Document doc = new Document("sample.pdf");

string markdown = PdfExtractor.ToMarkdown(doc);

doc.Close();

Console.WriteLine(markdown);
Run it:
dotnet run
You should see the PDF content printed to the console as Markdown — headings prefixed with #, tables as pipe syntax, bold and italic preserved.

5. Save the output

Write the result to a file instead of printing:
using MuPDF.NET;
using PDF4LLM;
using System.IO;

Document doc      = new Document("sample.pdf");
string   markdown = PdfExtractor.ToMarkdown(doc);
doc.Close();

File.WriteAllText("output.md", markdown, System.Text.Encoding.UTF8);
Console.WriteLine("Saved to output.md");

6. Try the other output formats

Switch the extraction method to see different representations of the same document.
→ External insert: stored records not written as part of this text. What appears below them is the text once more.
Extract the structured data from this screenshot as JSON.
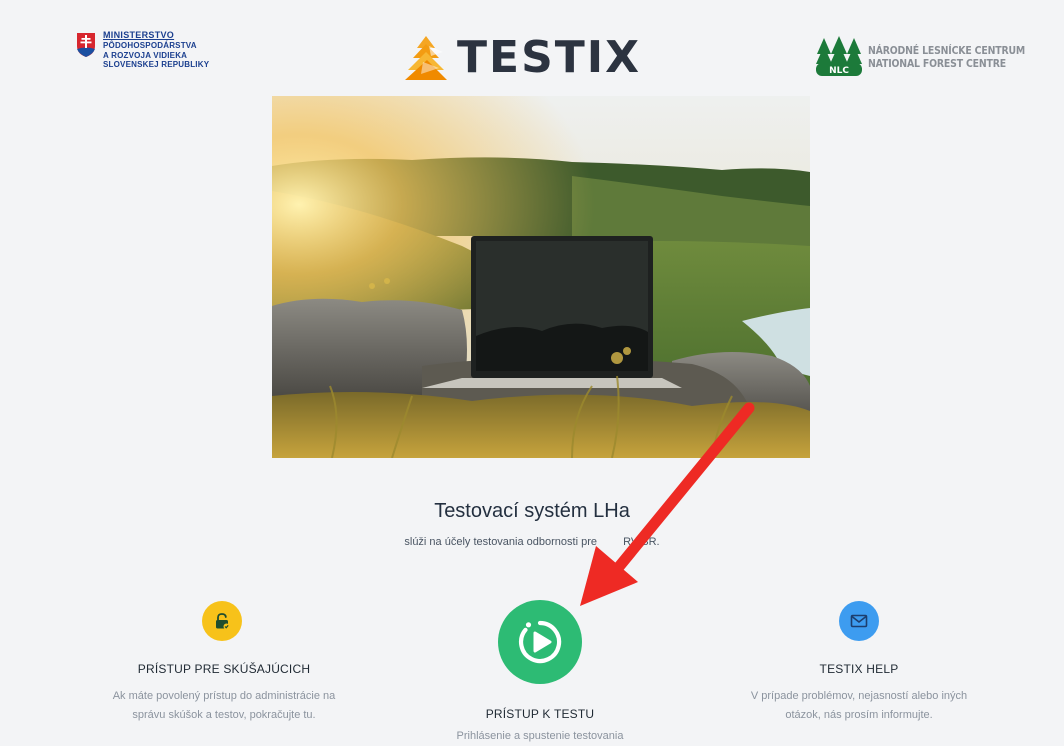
{
  "header": {
    "ministry": {
      "line1": "MINISTERSTVO",
      "line2": "PÔDOHOSPODÁRSTVA",
      "line3": "A ROZVOJA VIDIEKA",
      "line4": "SLOVENSKEJ REPUBLIKY"
    },
    "app_name": "TESTIX",
    "nlc": {
      "line1": "NÁRODNÉ LESNÍCKE CENTRUM",
      "line2": "NATIONAL FOREST CENTRE",
      "emblem_text": "NLC"
    }
  },
  "hero": {
    "title": "Testovací systém LHa",
    "subtitle": "slúži na účely testovania odbornosti pre",
    "subtitle_end": "RV SR."
  },
  "cards": {
    "examiners": {
      "icon": "lock-icon",
      "heading": "PRÍSTUP PRE SKÚŠAJÚCICH",
      "desc_line1": "Ak máte povolený prístup do administrácie na",
      "desc_line2": "správu skúšok a testov, pokračujte tu."
    },
    "test": {
      "icon": "play-icon",
      "heading": "PRÍSTUP K TESTU",
      "desc_line1": "Prihlásenie a spustenie testovania"
    },
    "help": {
      "icon": "mail-icon",
      "heading": "TESTIX HELP",
      "desc_line1": "V prípade problémov, nejasností alebo iných",
      "desc_line2": "otázok, nás prosím informujte."
    }
  },
  "colors": {
    "background": "#f3f4f6",
    "yellow": "#f7c21a",
    "green": "#2dbb74",
    "blue": "#3d9cf0",
    "annotation_arrow": "#ee2a24"
  }
}
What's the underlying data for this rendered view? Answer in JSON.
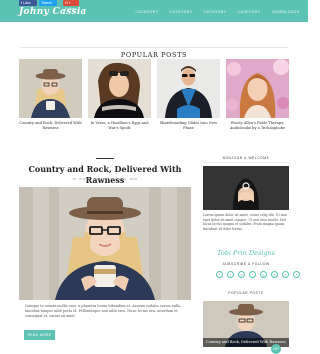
{
  "header": {
    "social_buttons": [
      "f Like",
      "Tweet",
      "G+ Follow"
    ],
    "logo": "Johny Cassia",
    "nav": [
      "CATEGORY",
      "CATEGORY",
      "CATEGORY",
      "CATEGORY",
      "DOWNLOADS"
    ]
  },
  "popular": {
    "title": "POPULAR POSTS",
    "items": [
      {
        "caption": "Country and Rock, Delivered With Rawness"
      },
      {
        "caption": "In Verse, a Hoodlum's Eggs and War's Spoils"
      },
      {
        "caption": "Skateboarding Glides Into New Phase"
      },
      {
        "caption": "Woody Allen's Fable Therapy: Audiobooks by a Technophobe"
      }
    ]
  },
  "post": {
    "title": "Country and Rock, Delivered With Rawness",
    "meta": "BY JOHNNY CASSIA · UNCATEG · MAR",
    "excerpt": "Quisque to ornare mollis eros, a pharetra lorem bibendum et. Aenean sodales varius nulla, faucibus tempor nibh porta id. Pellentesque non nibh eros. Nunc lectus nisi, interdum et consequat et, varius sit amet.",
    "read_more": "READ MORE"
  },
  "sidebar": {
    "about_title": "BONJOUR & WELCOME",
    "about_text": "Lorem ipsum dolor sit amet, conse sclig elit. Ut mia eget dolor sit amet congue. Ut nisi eros morbi. Sed lacus lectus magna et sodales. Proin magna quam, tincidunt id dolor lorem.",
    "signature": "Tobi Prin Designs",
    "subscribe_title": "SUBSCRIBE & FOLLOW",
    "social_icons": [
      "f",
      "t",
      "p",
      "i",
      "g",
      "b",
      "o",
      "r"
    ],
    "popular_title": "POPULAR POSTS",
    "popular_caption": "Country and Rock, Delivered With Rawness",
    "scroll_label": "UP"
  },
  "colors": {
    "accent": "#5cc2b4"
  }
}
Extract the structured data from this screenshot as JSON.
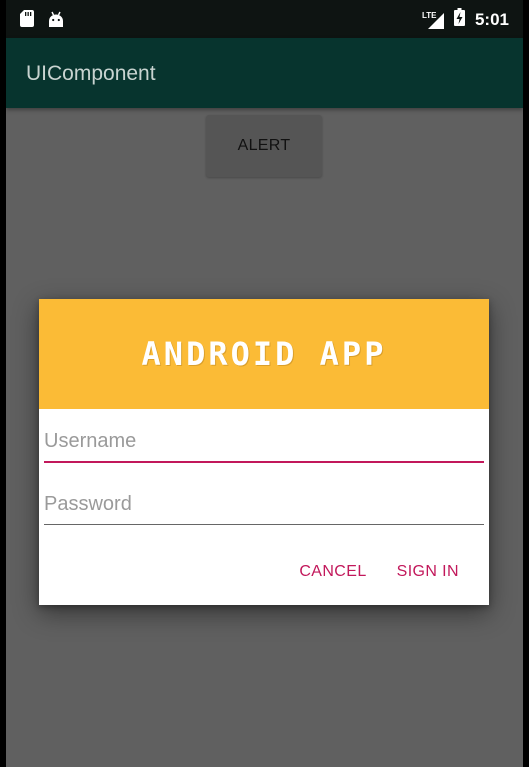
{
  "status_bar": {
    "time": "5:01",
    "network_label": "LTE",
    "icons": [
      "sd-card-icon",
      "android-icon",
      "signal-icon",
      "battery-charging-icon"
    ]
  },
  "app_bar": {
    "title": "UIComponent"
  },
  "main": {
    "alert_button_label": "ALERT"
  },
  "dialog": {
    "banner_text": "ANDROID APP",
    "username": {
      "value": "",
      "placeholder": "Username"
    },
    "password": {
      "value": "",
      "placeholder": "Password"
    },
    "actions": {
      "cancel_label": "CANCEL",
      "sign_in_label": "SIGN IN"
    }
  },
  "colors": {
    "status_bar": "#0e1412",
    "app_bar": "#07342e",
    "dim_background": "#606060",
    "banner": "#fbbb36",
    "accent": "#c2185b"
  }
}
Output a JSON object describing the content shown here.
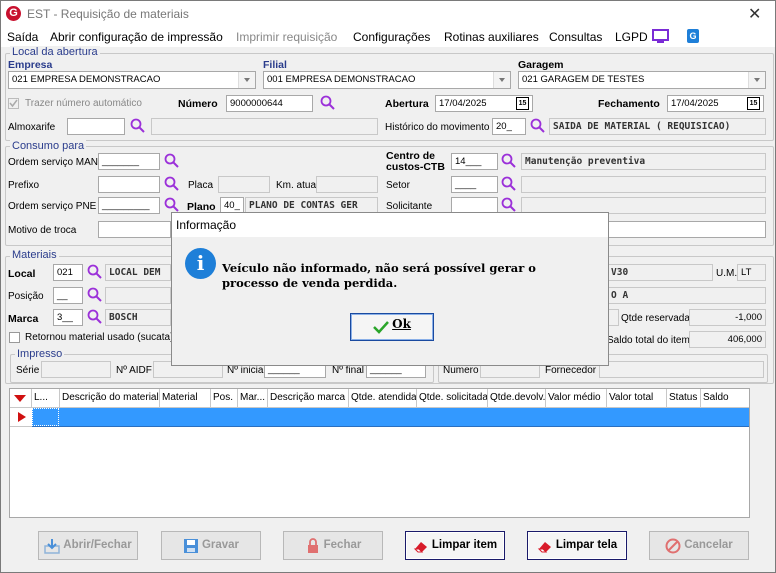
{
  "window": {
    "title": "EST - Requisição de materiais",
    "close": "✕",
    "logo": "G"
  },
  "menu": [
    {
      "label": "Saída",
      "enabled": true
    },
    {
      "label": "Abrir configuração de impressão",
      "enabled": true
    },
    {
      "label": "Imprimir requisição",
      "enabled": false
    },
    {
      "label": "Configurações",
      "enabled": true
    },
    {
      "label": "Rotinas auxiliares",
      "enabled": true
    },
    {
      "label": "Consultas",
      "enabled": true
    },
    {
      "label": "LGPD",
      "enabled": true
    }
  ],
  "local": {
    "group": "Local da abertura",
    "empresa_label": "Empresa",
    "empresa_value": "021 EMPRESA DEMONSTRACAO",
    "filial_label": "Filial",
    "filial_value": "001 EMPRESA DEMONSTRACAO",
    "garagem_label": "Garagem",
    "garagem_value": "021 GARAGEM DE TESTES",
    "auto_label": "Trazer número automático",
    "numero_label": "Número",
    "numero_value": "9000000644",
    "abertura_label": "Abertura",
    "abertura_value": "17/04/2025",
    "fechamento_label": "Fechamento",
    "fechamento_value": "17/04/2025",
    "cal": "15",
    "almox_label": "Almoxarife",
    "almox_value": "",
    "historico_label": "Histórico do movimento",
    "historico_code": "20_",
    "historico_desc": "SAIDA DE MATERIAL ( REQUISICAO)"
  },
  "consumo": {
    "group": "Consumo para",
    "os_man_label": "Ordem serviço MAN",
    "os_man_value": "_______",
    "prefixo_label": "Prefixo",
    "placa_label": "Placa",
    "km_label": "Km. atual",
    "os_pne_label": "Ordem serviço PNE",
    "os_pne_value": "_________",
    "plano_label": "Plano",
    "plano_code": "40_",
    "plano_desc": "PLANO DE CONTAS GER",
    "motivo_label": "Motivo de troca",
    "centro_label": "Centro de custos-CTB",
    "centro_code": "14___",
    "centro_desc": "Manutenção preventiva",
    "setor_label": "Setor",
    "setor_value": "____",
    "solicitante_label": "Solicitante"
  },
  "materiais": {
    "group": "Materiais",
    "local_label": "Local",
    "local_code": "021",
    "local_desc": "LOCAL DEM",
    "posicao_label": "Posição",
    "posicao_value": "__",
    "marca_label": "Marca",
    "marca_code": "3__",
    "marca_desc": "BOSCH",
    "retornou_label": "Retornou material usado (sucata)",
    "um_label": "U.M.",
    "um_value": "LT",
    "right_desc": "V30",
    "right_desc2": "O A",
    "qtde_reservada_label": "Qtde reservada",
    "qtde_reservada_value": "-1,000",
    "saldo_total_label": "Saldo total do item",
    "saldo_total_value": "406,000"
  },
  "impresso": {
    "group": "Impresso",
    "serie_label": "Série",
    "aidf_label": "Nº AIDF",
    "inicial_label": "Nº inicial",
    "inicial_value": "______",
    "final_label": "Nº final",
    "final_value": "______",
    "numero_label": "Numero",
    "fornecedor_label": "Fornecedor"
  },
  "grid": {
    "columns": [
      "L...",
      "Descrição do material",
      "Material",
      "Pos.",
      "Mar...",
      "Descrição marca",
      "Qtde. atendida",
      "Qtde. solicitada",
      "Qtde.devolv.",
      "Valor médio",
      "Valor total",
      "Status",
      "Saldo"
    ]
  },
  "buttons": [
    {
      "label": "Abrir/Fechar",
      "enabled": false,
      "icon": "download-icon"
    },
    {
      "label": "Gravar",
      "enabled": false,
      "icon": "save-icon"
    },
    {
      "label": "Fechar",
      "enabled": false,
      "icon": "lock-icon"
    },
    {
      "label": "Limpar item",
      "enabled": true,
      "icon": "eraser-icon"
    },
    {
      "label": "Limpar tela",
      "enabled": true,
      "icon": "eraser-icon"
    },
    {
      "label": "Cancelar",
      "enabled": false,
      "icon": "cancel-icon"
    }
  ],
  "dialog": {
    "title": "Informação",
    "icon": "i",
    "message": "Veículo não informado, não será possível gerar o processo de venda perdida.",
    "ok": "Ok"
  },
  "colors": {
    "accent": "#7a2bd6",
    "group_label": "#2a3c8c",
    "selection": "#3399ff"
  }
}
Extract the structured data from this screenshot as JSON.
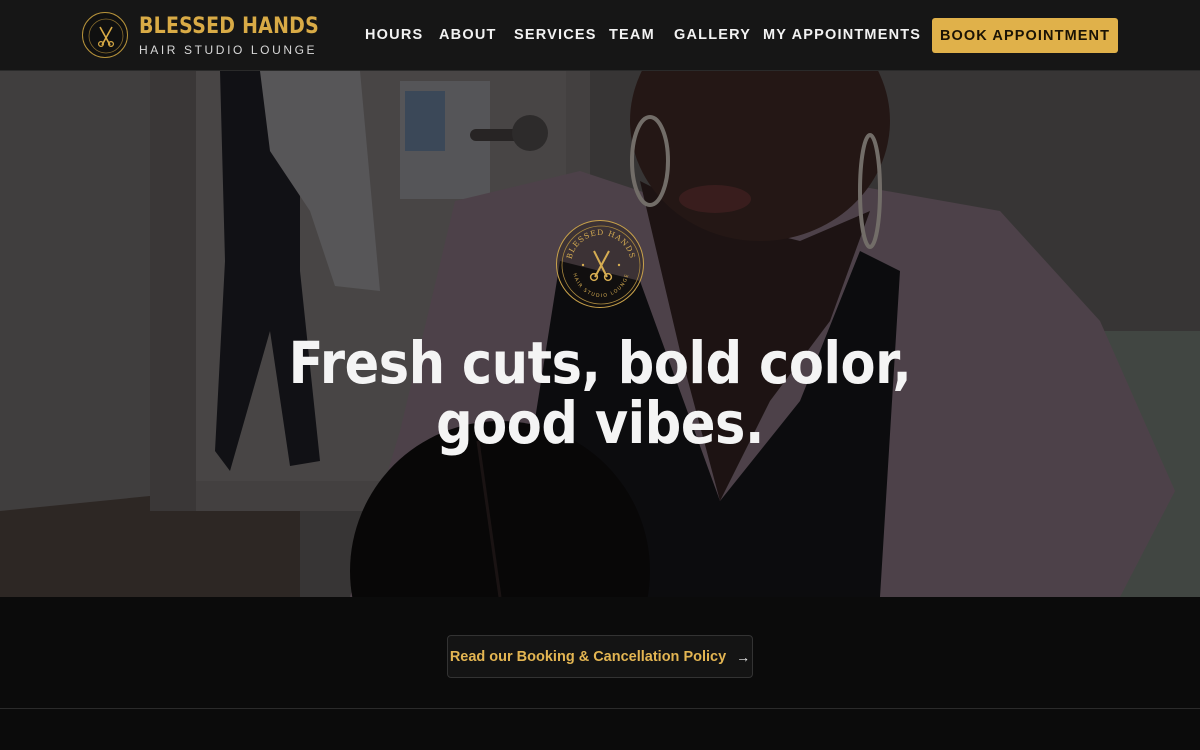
{
  "header": {
    "brand_name": "BLESSED HANDS",
    "brand_tagline": "HAIR STUDIO LOUNGE",
    "nav": [
      {
        "label": "HOURS"
      },
      {
        "label": "ABOUT"
      },
      {
        "label": "SERVICES"
      },
      {
        "label": "TEAM"
      },
      {
        "label": "GALLERY"
      },
      {
        "label": "MY APPOINTMENTS"
      }
    ],
    "cta_label": "BOOK APPOINTMENT"
  },
  "hero": {
    "badge_top_text": "BLESSED HANDS",
    "badge_bottom_text": "HAIR STUDIO LOUNGE",
    "headline": "Fresh cuts, bold color, good vibes."
  },
  "policy": {
    "link_label": "Read our Booking & Cancellation Policy",
    "arrow": "→"
  },
  "icons": {
    "logo": "scissors-comb-icon",
    "policy_arrow": "arrow-right-icon"
  },
  "colors": {
    "accent_gold": "#e0b14a",
    "header_bg": "#161616",
    "page_bg": "#0b0b0b"
  }
}
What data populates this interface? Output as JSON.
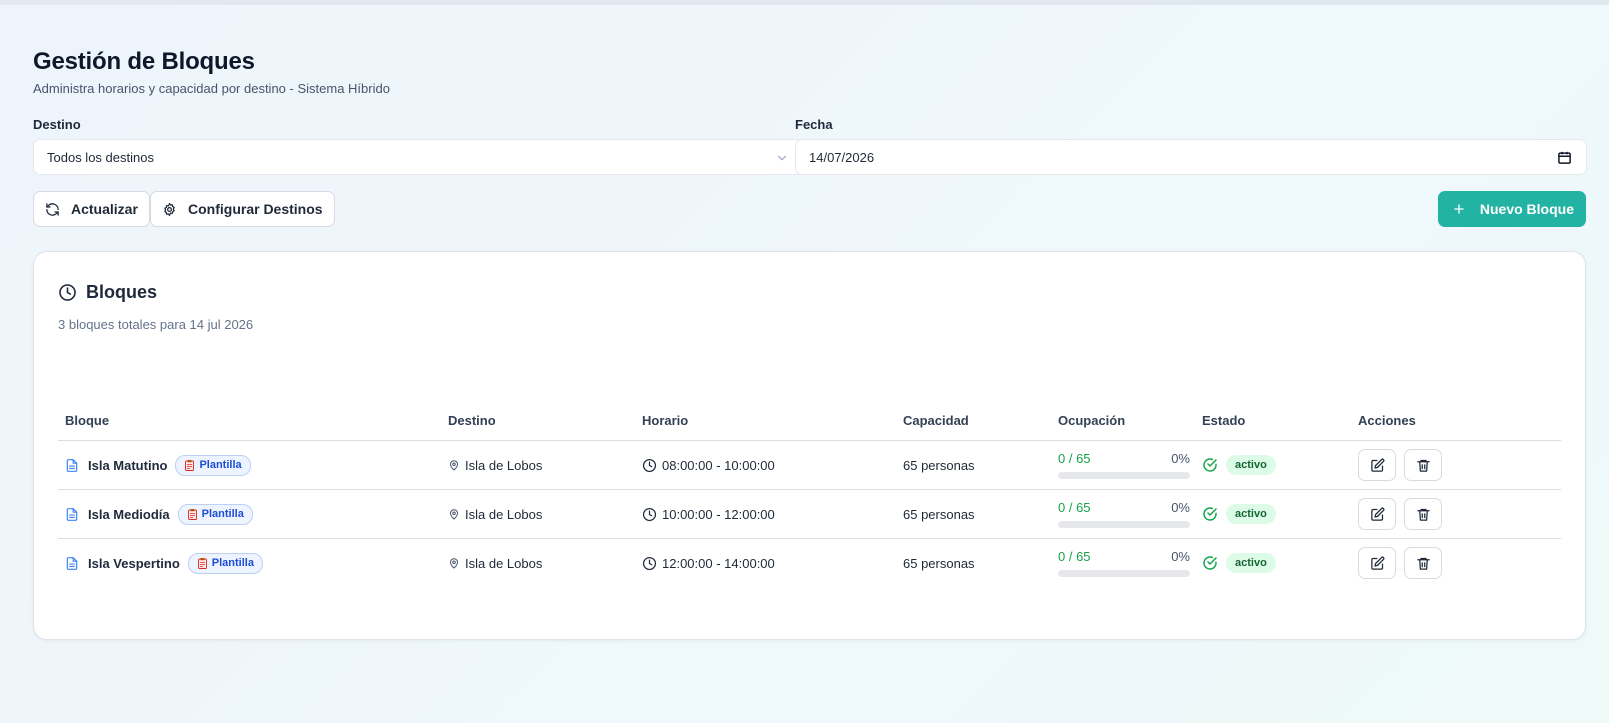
{
  "header": {
    "title": "Gestión de Bloques",
    "subtitle": "Administra horarios y capacidad por destino - Sistema Híbrido"
  },
  "filters": {
    "destino_label": "Destino",
    "destino_value": "Todos los destinos",
    "fecha_label": "Fecha",
    "fecha_value": "14/07/2026"
  },
  "toolbar": {
    "refresh_label": "Actualizar",
    "configure_label": "Configurar Destinos",
    "new_label": "Nuevo Bloque"
  },
  "card": {
    "title": "Bloques",
    "subtitle": "3 bloques totales para 14 jul 2026"
  },
  "table": {
    "columns": [
      "Bloque",
      "Destino",
      "Horario",
      "Capacidad",
      "Ocupación",
      "Estado",
      "Acciones"
    ],
    "rows": [
      {
        "name": "Isla Matutino",
        "badge": "Plantilla",
        "destino": "Isla de Lobos",
        "horario": "08:00:00 - 10:00:00",
        "capacidad": "65 personas",
        "ocupacion": "0 / 65",
        "porcentaje": "0%",
        "ocupacion_fraction": 0,
        "estado": "activo"
      },
      {
        "name": "Isla Mediodía",
        "badge": "Plantilla",
        "destino": "Isla de Lobos",
        "horario": "10:00:00 - 12:00:00",
        "capacidad": "65 personas",
        "ocupacion": "0 / 65",
        "porcentaje": "0%",
        "ocupacion_fraction": 0,
        "estado": "activo"
      },
      {
        "name": "Isla Vespertino",
        "badge": "Plantilla",
        "destino": "Isla de Lobos",
        "horario": "12:00:00 - 14:00:00",
        "capacidad": "65 personas",
        "ocupacion": "0 / 65",
        "porcentaje": "0%",
        "ocupacion_fraction": 0,
        "estado": "activo"
      }
    ]
  },
  "colors": {
    "primary": "#22b3a4",
    "badge_blue": "#1d4ed8",
    "success": "#16a34a",
    "status_bg": "#dcfce7"
  },
  "icons": {
    "refresh": "refresh-icon",
    "settings": "gear-icon",
    "add": "plus-icon",
    "clock": "clock-icon",
    "document": "document-icon",
    "location": "map-pin-icon",
    "check": "check-circle-icon",
    "edit": "edit-icon",
    "delete": "trash-icon"
  }
}
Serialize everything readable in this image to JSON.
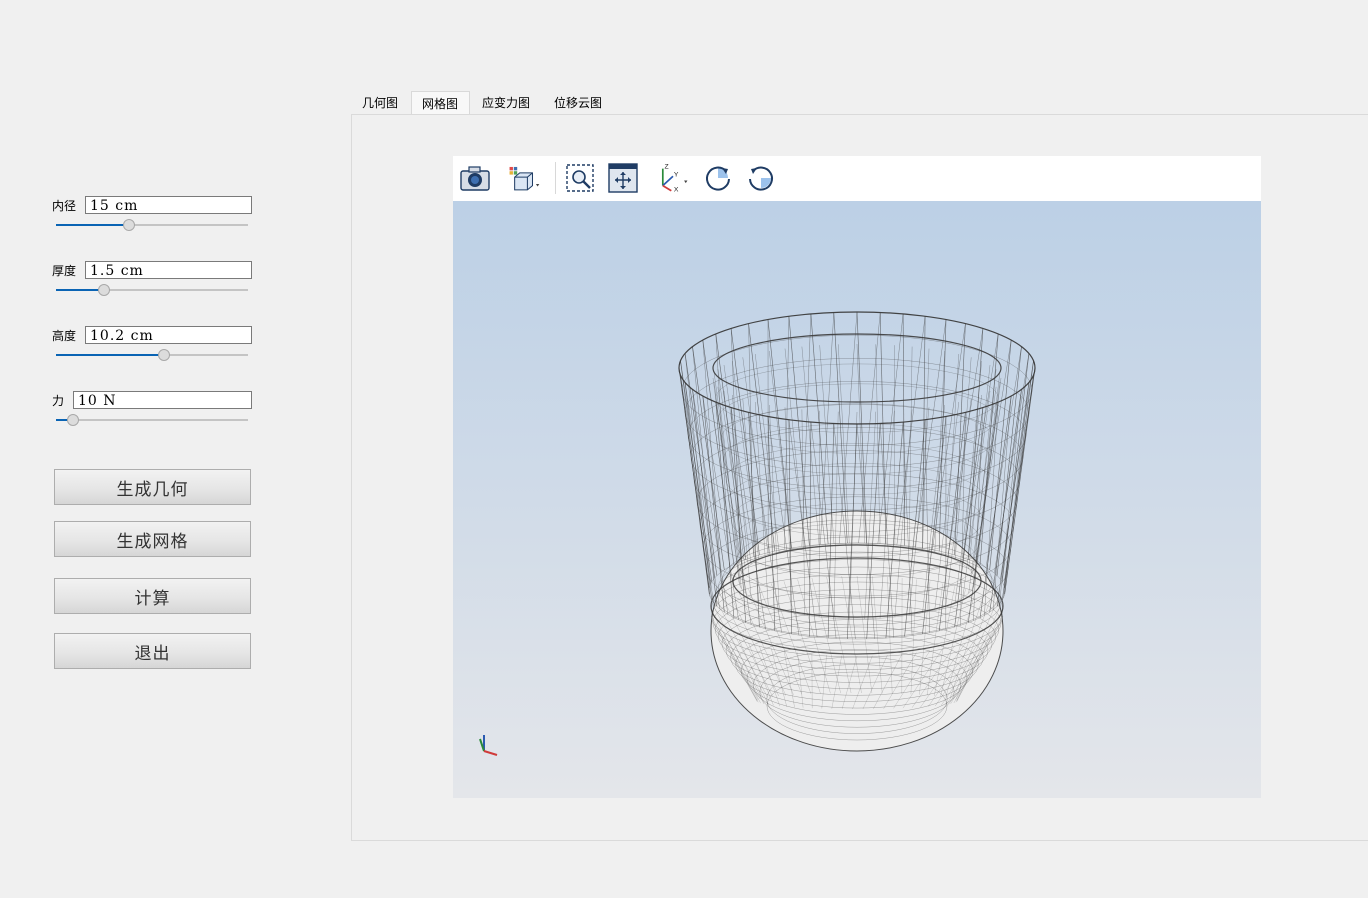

Plain text — same layout analysis, no Markdown syntax:
string text = PdfExtractor.ToText(doc);
JSON — full layout structure with bounding boxes and block types:
string json = PdfExtractor.ToJson(doc);
File.WriteAllText("layout.json", json, System.Text.Encoding.UTF8);

7. Extract specific pages

Pass a zero-based list to process only the pages you need:
string markdown = PdfExtractor.ToMarkdown(
    doc,
    pages: new List<int> { 0, 1, 2 }
);

You’re up and running

That’s the core loop: open a Document, call an extractor method, close the document. Everything else — OCR, image extraction, LlamaIndex loading, form fields — builds on this pattern.